En cumplimiento de las previsiones establecidas en el artículo 99 de la Constitución, y una vez recibida en el Congreso la propuesta de candidato a la Presidencia del Gobierno, el Presidente de la Cámara convocará el Pleno.
Hay que insistir. Todo se ha cumplido a
excepción de la obligación de la presidenta de la Cámara Baja. Y no
existe ninguna indefinición a la que acogerse. Tampoco valen las
excusas, ni es una prerrogativa de la presidenta del Congreso conceder
plazos a nadie bajo ninguna circunstancia. Los plazos de negociación ya
los determina el propio proceso de investidura descrito en el articulado
constitucional.
Vista la situación la primera pregunta
lógica es: ¿qué se puede hacer cuando se incumple la legalidad vigente
desde la tercera magistratura del Estado?
Y la respuesta nos coloca en una
situación muy delicada, porque la única autoridad superior en este caso
es la del Jefe del Estado, que es precisamente quien dicta la orden que
está siendo incumplida. A este respecto la Constitución también es
meridiana, pero esperemos que nadie esté pensando aprovecharse de ello.
El caso es que la pelota vuelve a estar
sobre el tejado del rey, si es que finalmente alguien está dispuesto a
cumplir y hacer cumplir la Ley. Aunque para suavizar lo que podría
convertirse en un problema más serio del que actualmente ya es, algún
partido podría denunciar este incumplimiento ante el muy dependiente
Tribunal Constitucional, aunque no sea el órgano competente, al menos
para guardar las apariencias; para que pareciera que esto no es el
cortijo que realmente es.
¿Por qué hay tanto silencio y tanta
pasividad? ¿Ante una desobediencia tan evidente nadie tiene nada que
decir ni denunciar? ¿Tampoco los nuevos partidos?

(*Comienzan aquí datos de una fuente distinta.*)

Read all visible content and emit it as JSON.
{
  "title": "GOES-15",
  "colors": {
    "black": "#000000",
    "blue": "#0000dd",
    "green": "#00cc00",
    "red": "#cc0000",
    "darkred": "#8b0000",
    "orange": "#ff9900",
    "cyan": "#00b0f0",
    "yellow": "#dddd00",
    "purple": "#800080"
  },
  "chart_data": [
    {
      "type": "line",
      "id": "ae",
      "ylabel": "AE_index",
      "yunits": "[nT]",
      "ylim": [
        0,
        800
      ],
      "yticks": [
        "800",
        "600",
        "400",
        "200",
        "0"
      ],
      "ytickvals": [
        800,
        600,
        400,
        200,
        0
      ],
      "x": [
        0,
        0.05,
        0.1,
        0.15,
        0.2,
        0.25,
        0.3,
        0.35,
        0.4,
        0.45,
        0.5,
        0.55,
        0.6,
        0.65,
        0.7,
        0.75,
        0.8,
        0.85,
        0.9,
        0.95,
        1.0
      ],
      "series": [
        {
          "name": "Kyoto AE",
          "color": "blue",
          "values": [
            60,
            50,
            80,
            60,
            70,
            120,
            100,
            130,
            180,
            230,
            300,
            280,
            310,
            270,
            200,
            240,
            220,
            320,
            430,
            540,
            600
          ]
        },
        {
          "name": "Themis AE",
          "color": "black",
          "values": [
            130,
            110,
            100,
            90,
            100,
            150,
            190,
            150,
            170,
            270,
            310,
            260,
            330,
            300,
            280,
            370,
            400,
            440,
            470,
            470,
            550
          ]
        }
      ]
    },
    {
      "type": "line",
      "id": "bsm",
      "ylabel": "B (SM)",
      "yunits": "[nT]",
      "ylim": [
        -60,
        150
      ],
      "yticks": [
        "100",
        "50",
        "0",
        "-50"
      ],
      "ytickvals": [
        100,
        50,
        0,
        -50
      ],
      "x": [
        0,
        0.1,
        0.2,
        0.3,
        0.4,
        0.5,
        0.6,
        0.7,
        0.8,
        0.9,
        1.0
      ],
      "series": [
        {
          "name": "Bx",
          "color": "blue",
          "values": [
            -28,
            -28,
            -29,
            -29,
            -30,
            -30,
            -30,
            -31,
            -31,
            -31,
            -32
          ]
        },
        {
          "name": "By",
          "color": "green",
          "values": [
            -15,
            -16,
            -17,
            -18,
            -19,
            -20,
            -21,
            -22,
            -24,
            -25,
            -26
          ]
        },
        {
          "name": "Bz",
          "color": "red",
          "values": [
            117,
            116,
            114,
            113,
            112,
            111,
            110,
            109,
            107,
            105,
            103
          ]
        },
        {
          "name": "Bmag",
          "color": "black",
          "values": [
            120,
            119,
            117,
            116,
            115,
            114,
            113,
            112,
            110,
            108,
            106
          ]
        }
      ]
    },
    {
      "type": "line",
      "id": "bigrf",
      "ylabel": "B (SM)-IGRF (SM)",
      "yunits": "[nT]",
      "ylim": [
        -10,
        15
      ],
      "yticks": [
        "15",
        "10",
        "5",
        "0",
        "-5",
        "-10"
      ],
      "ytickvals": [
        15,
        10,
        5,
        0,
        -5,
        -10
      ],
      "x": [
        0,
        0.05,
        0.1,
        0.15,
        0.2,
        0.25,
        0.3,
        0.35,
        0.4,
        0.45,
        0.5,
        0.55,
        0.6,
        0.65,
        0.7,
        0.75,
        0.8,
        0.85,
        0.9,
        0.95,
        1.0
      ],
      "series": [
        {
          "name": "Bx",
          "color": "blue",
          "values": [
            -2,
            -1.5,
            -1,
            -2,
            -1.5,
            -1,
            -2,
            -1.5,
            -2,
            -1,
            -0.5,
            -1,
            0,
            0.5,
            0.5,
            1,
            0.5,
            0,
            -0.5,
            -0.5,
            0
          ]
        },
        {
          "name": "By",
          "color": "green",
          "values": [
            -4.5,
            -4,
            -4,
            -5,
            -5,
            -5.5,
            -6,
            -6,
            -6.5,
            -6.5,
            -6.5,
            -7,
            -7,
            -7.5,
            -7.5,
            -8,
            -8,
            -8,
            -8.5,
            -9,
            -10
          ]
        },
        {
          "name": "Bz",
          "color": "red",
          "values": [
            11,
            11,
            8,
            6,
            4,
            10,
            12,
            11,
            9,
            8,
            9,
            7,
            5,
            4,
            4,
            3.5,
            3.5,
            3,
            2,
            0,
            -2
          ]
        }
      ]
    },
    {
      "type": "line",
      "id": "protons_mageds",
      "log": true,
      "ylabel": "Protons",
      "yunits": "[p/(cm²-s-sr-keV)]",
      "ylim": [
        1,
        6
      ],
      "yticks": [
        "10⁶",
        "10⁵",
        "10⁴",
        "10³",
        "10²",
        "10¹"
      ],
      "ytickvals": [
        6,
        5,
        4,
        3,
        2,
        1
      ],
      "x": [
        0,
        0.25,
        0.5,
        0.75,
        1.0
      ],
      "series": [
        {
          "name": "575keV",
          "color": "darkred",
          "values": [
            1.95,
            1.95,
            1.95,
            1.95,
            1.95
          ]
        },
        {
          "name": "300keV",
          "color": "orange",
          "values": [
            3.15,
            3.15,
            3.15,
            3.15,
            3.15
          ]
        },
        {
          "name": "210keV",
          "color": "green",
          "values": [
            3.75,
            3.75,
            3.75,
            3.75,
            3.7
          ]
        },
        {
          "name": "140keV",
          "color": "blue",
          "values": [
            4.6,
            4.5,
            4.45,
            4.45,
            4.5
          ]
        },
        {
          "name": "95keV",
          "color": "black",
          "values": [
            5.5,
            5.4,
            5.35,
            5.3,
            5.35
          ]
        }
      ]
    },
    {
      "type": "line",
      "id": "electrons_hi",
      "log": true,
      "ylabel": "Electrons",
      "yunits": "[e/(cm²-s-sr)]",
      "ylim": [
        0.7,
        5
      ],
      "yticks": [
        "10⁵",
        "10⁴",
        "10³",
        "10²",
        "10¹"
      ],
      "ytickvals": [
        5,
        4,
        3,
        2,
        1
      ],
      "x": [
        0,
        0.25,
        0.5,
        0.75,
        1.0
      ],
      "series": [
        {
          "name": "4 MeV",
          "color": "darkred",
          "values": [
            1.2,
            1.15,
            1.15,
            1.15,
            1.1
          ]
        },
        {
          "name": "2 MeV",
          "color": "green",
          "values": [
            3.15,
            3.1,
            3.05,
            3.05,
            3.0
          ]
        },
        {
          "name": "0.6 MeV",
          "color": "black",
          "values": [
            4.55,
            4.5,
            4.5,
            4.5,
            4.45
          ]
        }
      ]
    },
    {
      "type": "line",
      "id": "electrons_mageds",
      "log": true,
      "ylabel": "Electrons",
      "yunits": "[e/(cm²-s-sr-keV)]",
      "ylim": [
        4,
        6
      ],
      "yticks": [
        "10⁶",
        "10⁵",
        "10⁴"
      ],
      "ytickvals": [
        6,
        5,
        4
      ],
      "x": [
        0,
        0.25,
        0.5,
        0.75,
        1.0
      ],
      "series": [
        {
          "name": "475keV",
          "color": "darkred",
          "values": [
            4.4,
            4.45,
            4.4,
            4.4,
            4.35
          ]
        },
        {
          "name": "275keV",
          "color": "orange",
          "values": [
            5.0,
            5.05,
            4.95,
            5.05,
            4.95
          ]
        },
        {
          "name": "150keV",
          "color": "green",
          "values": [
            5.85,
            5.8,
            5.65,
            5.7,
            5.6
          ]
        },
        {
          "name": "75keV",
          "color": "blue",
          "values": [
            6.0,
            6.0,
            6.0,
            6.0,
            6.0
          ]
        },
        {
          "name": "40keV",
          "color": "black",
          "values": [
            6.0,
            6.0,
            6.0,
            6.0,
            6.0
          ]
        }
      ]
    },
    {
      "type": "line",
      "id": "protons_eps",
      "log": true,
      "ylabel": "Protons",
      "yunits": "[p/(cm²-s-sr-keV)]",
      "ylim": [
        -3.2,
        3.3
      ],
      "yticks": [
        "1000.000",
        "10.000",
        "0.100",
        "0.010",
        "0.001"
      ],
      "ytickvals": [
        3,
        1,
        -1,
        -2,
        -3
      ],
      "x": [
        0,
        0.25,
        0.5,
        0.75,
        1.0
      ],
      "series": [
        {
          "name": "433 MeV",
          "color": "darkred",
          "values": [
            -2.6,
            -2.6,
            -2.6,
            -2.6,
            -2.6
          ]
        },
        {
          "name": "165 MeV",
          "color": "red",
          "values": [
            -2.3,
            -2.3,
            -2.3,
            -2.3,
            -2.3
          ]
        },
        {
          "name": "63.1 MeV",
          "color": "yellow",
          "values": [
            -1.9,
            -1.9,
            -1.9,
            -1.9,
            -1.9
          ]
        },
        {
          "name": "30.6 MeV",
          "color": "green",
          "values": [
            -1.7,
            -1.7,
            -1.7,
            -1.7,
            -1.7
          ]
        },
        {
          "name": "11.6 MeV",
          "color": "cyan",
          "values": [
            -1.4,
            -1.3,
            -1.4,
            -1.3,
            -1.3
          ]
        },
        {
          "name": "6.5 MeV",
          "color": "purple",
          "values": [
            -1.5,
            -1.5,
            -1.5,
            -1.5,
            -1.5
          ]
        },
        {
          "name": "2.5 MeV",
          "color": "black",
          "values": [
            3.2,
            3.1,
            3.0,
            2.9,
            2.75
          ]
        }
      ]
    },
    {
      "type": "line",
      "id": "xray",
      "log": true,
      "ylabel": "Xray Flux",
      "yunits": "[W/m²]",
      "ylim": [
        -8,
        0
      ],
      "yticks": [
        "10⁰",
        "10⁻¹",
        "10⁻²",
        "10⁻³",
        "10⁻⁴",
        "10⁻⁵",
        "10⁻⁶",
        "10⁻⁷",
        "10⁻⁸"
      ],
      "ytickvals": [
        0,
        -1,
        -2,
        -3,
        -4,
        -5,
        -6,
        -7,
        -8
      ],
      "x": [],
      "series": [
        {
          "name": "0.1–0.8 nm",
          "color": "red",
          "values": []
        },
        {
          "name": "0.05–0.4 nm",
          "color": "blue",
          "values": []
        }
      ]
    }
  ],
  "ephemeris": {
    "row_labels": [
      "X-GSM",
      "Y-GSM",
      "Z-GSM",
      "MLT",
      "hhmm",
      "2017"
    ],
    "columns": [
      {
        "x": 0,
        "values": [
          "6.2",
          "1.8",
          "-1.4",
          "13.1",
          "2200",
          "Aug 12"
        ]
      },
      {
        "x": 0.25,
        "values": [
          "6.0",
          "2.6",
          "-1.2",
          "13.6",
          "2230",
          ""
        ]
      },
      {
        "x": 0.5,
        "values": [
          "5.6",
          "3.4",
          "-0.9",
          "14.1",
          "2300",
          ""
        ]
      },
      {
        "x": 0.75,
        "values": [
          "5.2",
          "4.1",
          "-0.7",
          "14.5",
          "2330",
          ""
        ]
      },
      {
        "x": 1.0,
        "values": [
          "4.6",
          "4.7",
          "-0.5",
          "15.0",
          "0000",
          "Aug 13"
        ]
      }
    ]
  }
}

En este país todo empieza a apestar por
encima del hedor acostumbrado. Estamos viviendo un momento de
excepcionalidad permanente y, en estas circunstancias, la mínima
credibilidad que tuviera el sistema, si es que algo le quedaba, ya habrá
quedado definitivamente sentenciada a desaparición. Y quizá no sea el
mejor momento para que ocurra.
Esperemos que a alguien le quede algo de
sensatez y por lo menos plantee batalla en este absurdo y peligroso
escenario de nihilismo institucional. Porque por desgracia, lo que no
cabe ya esperar, es que esa delincuencia que ejercen unos pocos y
perjudica a millones de personas, vaya a ser castigada.